Relief marqua une brève pause, que le jeune ambassadeur remarqua.

— N’êtes-vous pas d’accord ?

— Vous êtes encore jeune et je ne sais même pas exactement pourquoi je vous dis cela, mais non. Moi, je suis contre la démocratie.

C’était au tour de Clis de marquer une pause. Il fixait son confrère en essayant de déceler l’ombre d’un sourire qui aurait pu annoncer une blague. Il ne vit rien de tout cela. Relief était très sérieux.

— Mais enfin comment pouvez-vous dire ça ? Comment pouvez-vous être contre la liberté ? La liberté dont vous-même jouissez ?

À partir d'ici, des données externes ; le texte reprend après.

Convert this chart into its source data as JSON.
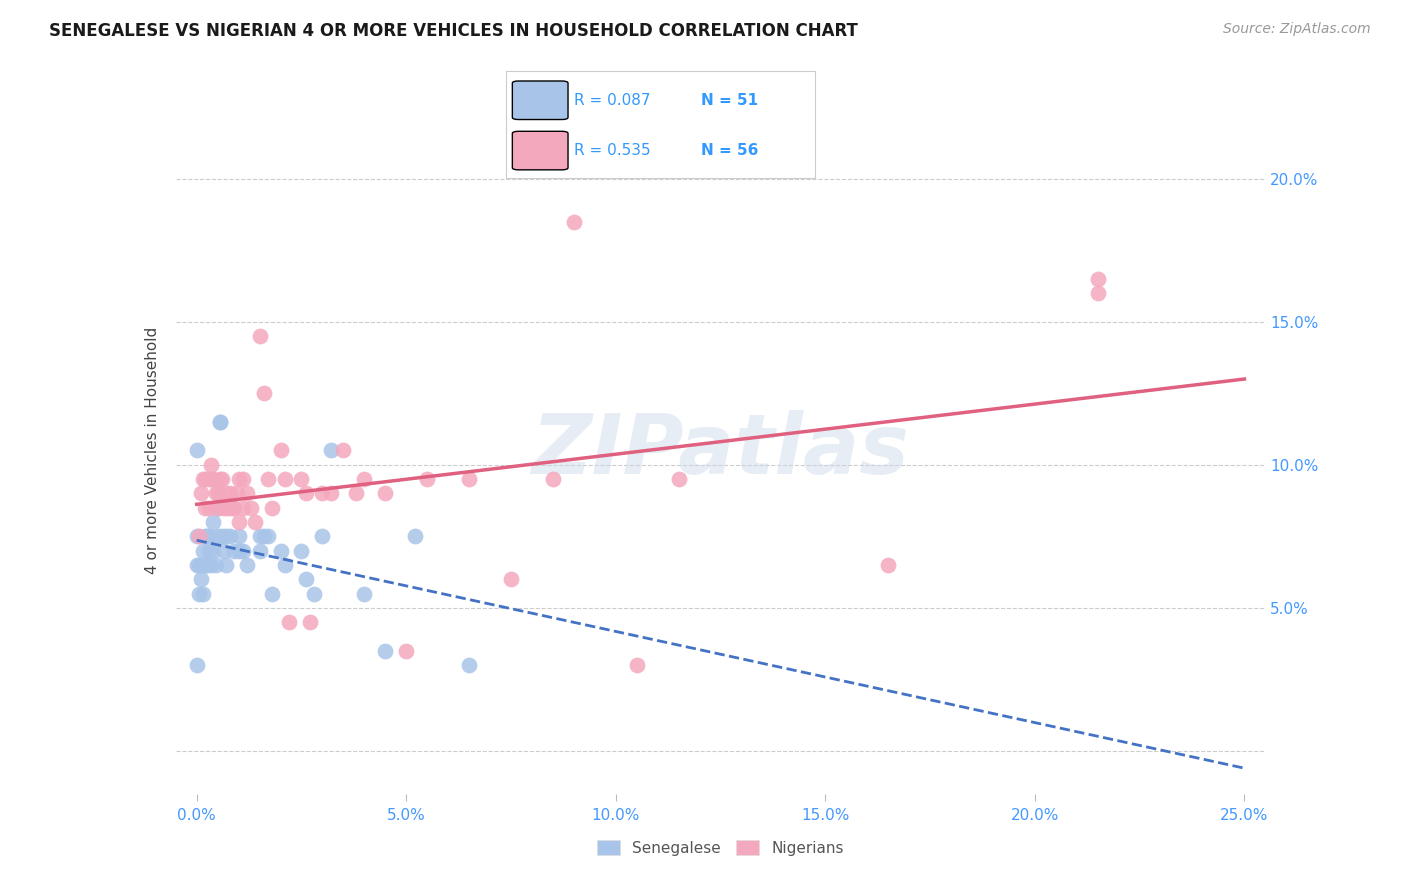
{
  "title": "SENEGALESE VS NIGERIAN 4 OR MORE VEHICLES IN HOUSEHOLD CORRELATION CHART",
  "source": "Source: ZipAtlas.com",
  "ylabel": "4 or more Vehicles in Household",
  "xlim": [
    -0.5,
    25.5
  ],
  "ylim": [
    -1.5,
    22.5
  ],
  "xtick_vals": [
    0,
    5,
    10,
    15,
    20,
    25
  ],
  "xtick_labels": [
    "0.0%",
    "5.0%",
    "10.0%",
    "15.0%",
    "20.0%",
    "25.0%"
  ],
  "ytick_right_vals": [
    5,
    10,
    15,
    20
  ],
  "ytick_right_labels": [
    "5.0%",
    "10.0%",
    "15.0%",
    "20.0%"
  ],
  "senegalese_color": "#a8c4e8",
  "nigerian_color": "#f4a8be",
  "trend_sen_color": "#4472c4",
  "trend_nig_color": "#e06080",
  "senegalese_R": 0.087,
  "senegalese_N": 51,
  "nigerian_R": 0.535,
  "nigerian_N": 56,
  "watermark": "ZIPatlas",
  "senegalese_x": [
    0.0,
    0.0,
    0.0,
    0.0,
    0.05,
    0.05,
    0.08,
    0.1,
    0.1,
    0.15,
    0.15,
    0.2,
    0.2,
    0.25,
    0.25,
    0.3,
    0.3,
    0.35,
    0.4,
    0.4,
    0.45,
    0.5,
    0.5,
    0.55,
    0.55,
    0.6,
    0.65,
    0.7,
    0.7,
    0.8,
    0.9,
    1.0,
    1.0,
    1.1,
    1.2,
    1.5,
    1.5,
    1.6,
    1.7,
    1.8,
    2.0,
    2.1,
    2.5,
    2.6,
    2.8,
    3.0,
    3.2,
    4.0,
    4.5,
    5.2,
    6.5
  ],
  "senegalese_y": [
    10.5,
    7.5,
    6.5,
    3.0,
    6.5,
    5.5,
    6.5,
    6.5,
    6.0,
    7.0,
    5.5,
    7.5,
    6.5,
    7.5,
    6.5,
    7.5,
    7.0,
    6.5,
    8.0,
    7.0,
    6.5,
    8.5,
    7.5,
    11.5,
    11.5,
    7.5,
    7.0,
    7.5,
    6.5,
    7.5,
    7.0,
    7.5,
    7.0,
    7.0,
    6.5,
    7.5,
    7.0,
    7.5,
    7.5,
    5.5,
    7.0,
    6.5,
    7.0,
    6.0,
    5.5,
    7.5,
    10.5,
    5.5,
    3.5,
    7.5,
    3.0
  ],
  "nigerian_x": [
    0.05,
    0.1,
    0.15,
    0.2,
    0.2,
    0.3,
    0.3,
    0.35,
    0.35,
    0.4,
    0.45,
    0.5,
    0.5,
    0.55,
    0.6,
    0.65,
    0.7,
    0.75,
    0.8,
    0.85,
    0.9,
    0.95,
    1.0,
    1.0,
    1.1,
    1.1,
    1.2,
    1.3,
    1.4,
    1.5,
    1.6,
    1.7,
    1.8,
    2.0,
    2.1,
    2.2,
    2.5,
    2.6,
    2.7,
    3.0,
    3.2,
    3.5,
    3.8,
    4.0,
    4.5,
    5.0,
    5.5,
    6.5,
    7.5,
    8.5,
    9.0,
    10.5,
    11.5,
    16.5,
    21.5,
    21.5
  ],
  "nigerian_y": [
    7.5,
    9.0,
    9.5,
    9.5,
    8.5,
    9.5,
    8.5,
    10.0,
    9.5,
    9.5,
    9.0,
    9.0,
    8.5,
    9.5,
    9.5,
    8.5,
    9.0,
    8.5,
    9.0,
    8.5,
    8.5,
    9.0,
    9.5,
    8.0,
    9.5,
    8.5,
    9.0,
    8.5,
    8.0,
    14.5,
    12.5,
    9.5,
    8.5,
    10.5,
    9.5,
    4.5,
    9.5,
    9.0,
    4.5,
    9.0,
    9.0,
    10.5,
    9.0,
    9.5,
    9.0,
    3.5,
    9.5,
    9.5,
    6.0,
    9.5,
    18.5,
    3.0,
    9.5,
    6.5,
    16.5,
    16.0
  ]
}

— Ma liberté ? Je n’ai aucune liberté. Je travaille pour le gouvernement. Le jour où je décide de “reprendre ma liberté”, vous noterez le mot reprendre d’ailleurs, je ne suis plus rien chez moi. Je ne serai qu’un homme ayant laissé tomber son pays. Un paria. Un traître. Je ne fais pas partie de la classe dirigeante. Je n’aurai jamais le pouvoir ni même un semblant d’autorité. Bien sûr, ici, parmi vous, je rayonne, mais ce n’est pas moi qui rayonne, c’est mon gouvernement. On me dit quoi faire. Je le fais. Point à la ligne. Le problème, c’est que la démocratie, la vraie démocratie, n’existe pas mon cher. Non seulement elle n’existe pas, mais elle est tout simplement impossible à grande échelle. La démocratie implique qu’une majorité approuve l’action du gouvernement. Mais si on veut changer des choses, les gens ne sont pas d’accord. Si on veut ne rien changer, les gens ne sont pas d’accord. Même si on veut changer un petit peu, les gens ne sont pas d’accord. Alors les politiciens font des promesses. Ils promettent des tas de choses, en sachant pertinemment qu’ils ne pourront pas honorer ces promesses. Parfois même, il suffit de proposer le moins possible pour gagner. En effet : si on ne propose rien, comment le peuple pourrait-il ne pas être d’accord ? Et comme les votes sont faits pour qu’on ait au final une majorité, l’élu est légitime. Et il le criera sur tous les toits. Mais en réalité, c’est bien souvent moins de 20% de la population qui est d’accord avec leur politique.

— Les problèmes que vous soulevez sont des questions légitimes, mais comment changer cela ? Vous admettrez tout de même qu’il parait idéal de demander son avis au peuple. Même si au final, il n’est pas entièrement d’accord.

— L’idéal ? Ne pas demander l’avis du peuple. Un régime autoritaire, voilà l’idéal. Pas besoin de faire semblant. Le dirigeant est en général très compétent, il ne reste de toute façon pas bien longtemps au pouvoir s’il ne l’est pas. Il fait ce qui est le mieux pour le pays, puisque sinon il est remplacé. Si ce qui est mieux est contre l’avis du peuple, si cela bafoue quelques libertés, peut importe.

— Mais vous avez perdu la tête ?! Comment une dictature peut…

Il fut coupé dans son élan par l’arrivée inopinée d’un des représentants de Juhli.

— La séance va reprendre messieurs, veuillez vous hâter.

Ils n’échangèrent plus un mot. Mais une fois arrivé dans la salle, l’ambassadeur de Felienne se tourna vers Clis et ouvrit les bras, comme pour lui dire d’observer par lui-même.

Parmi les 12 planètes les plus influentes, celles qui menaient vraiment le débat, 10 étaient menées par des dictateurs notoires.